Thread Programming Concepts

The following information provides an overview of the threads library and introduces major programming concepts for multi-threaded programming. Unless otherwise specified, the threads library always operates within a single process.

Read the following to learn more about programming with threads:

Basic Operations

Basic thread operations include thread creation Thread Creation and termination Thread Termination.

Thread Creation

Thread creation differs from process creation in that no parent-child relation exists between threads. All threads, except the initial thread automatically created when a process is created, are on the same hierarchical level. A thread does not maintain a list of created threads, nor does it know the thread that created it.

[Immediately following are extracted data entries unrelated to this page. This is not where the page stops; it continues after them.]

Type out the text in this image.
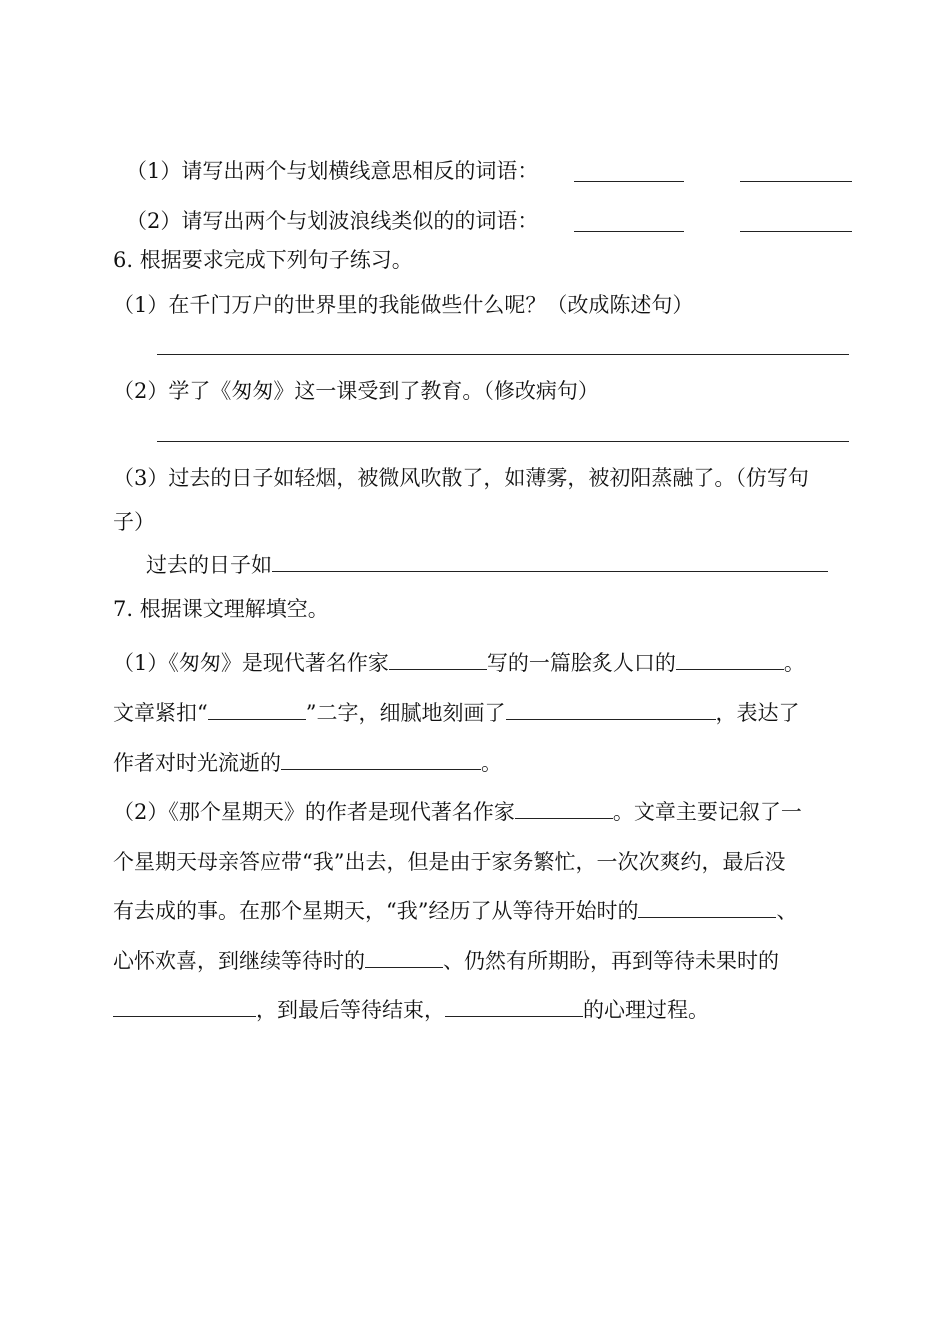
（1）请写出两个与划横线意思相反的词语：
（2）请写出两个与划波浪线类似的的词语：
6. 根据要求完成下列句子练习。
（1）在千门万户的世界里的我能做些什么呢？（改成陈述句）
（2）学了《匆匆》这一课受到了教育。（修改病句）
（3）过去的日子如轻烟，被微风吹散了，如薄雾，被初阳蒸融了。（仿写句
子）
过去的日子如
7. 根据课文理解填空。
（1）《匆匆》是现代著名作家	写的一篇脍炙人口的	。
文章紧扣“	”二字，细腻地刻画了	，表达了
作者对时光流逝的	。
（2）《那个星期天》的作者是现代著名作家	。文章主要记叙了一
个星期天母亲答应带“我”出去，但是由于家务繁忙，一次次爽约，最后没
有去成的事。在那个星期天，“我”经历了从等待开始时的	、
心怀欢喜，到继续等待时的	、仍然有所期盼，再到等待未果时的
，到最后等待结束，	的心理过程。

When creating a thread, an entry-point routine and an argument must be specified. Every thread has an entry-point routine with one argument. The same entry-point routine may be used by several threads. See Creating Threads for more information about thread creation.

Thread Termination

Threads can terminate themselves by either returning from their entry-point routine or calling a library subroutine. Threads can also terminate other threads, using a mechanism called cancellation. Any thread can request the cancellation of another thread. Each thread controls whether it may be canceled or not. Cleanup handlers may also be registered to perform operations when a cancellation request is acted upon. See Terminating Threads for more information about thread termination.

Synchronization

Threads need to synchronize their activities to effectively interact. This includes:

The threads library provides three synchronization mechanisms: mutexes, condition variables, and joins. These are primitive but powerful mechanisms, which can be used to build more complex mechanisms.

Mutexes and Race Conditions

Mutual exclusion locks (mutexes) can prevent data inconsistencies due to race conditions. A race condition often occurs when two or more threads need to perform operations on the same memory area, but the results of computations depends on the order in which these operations are performed.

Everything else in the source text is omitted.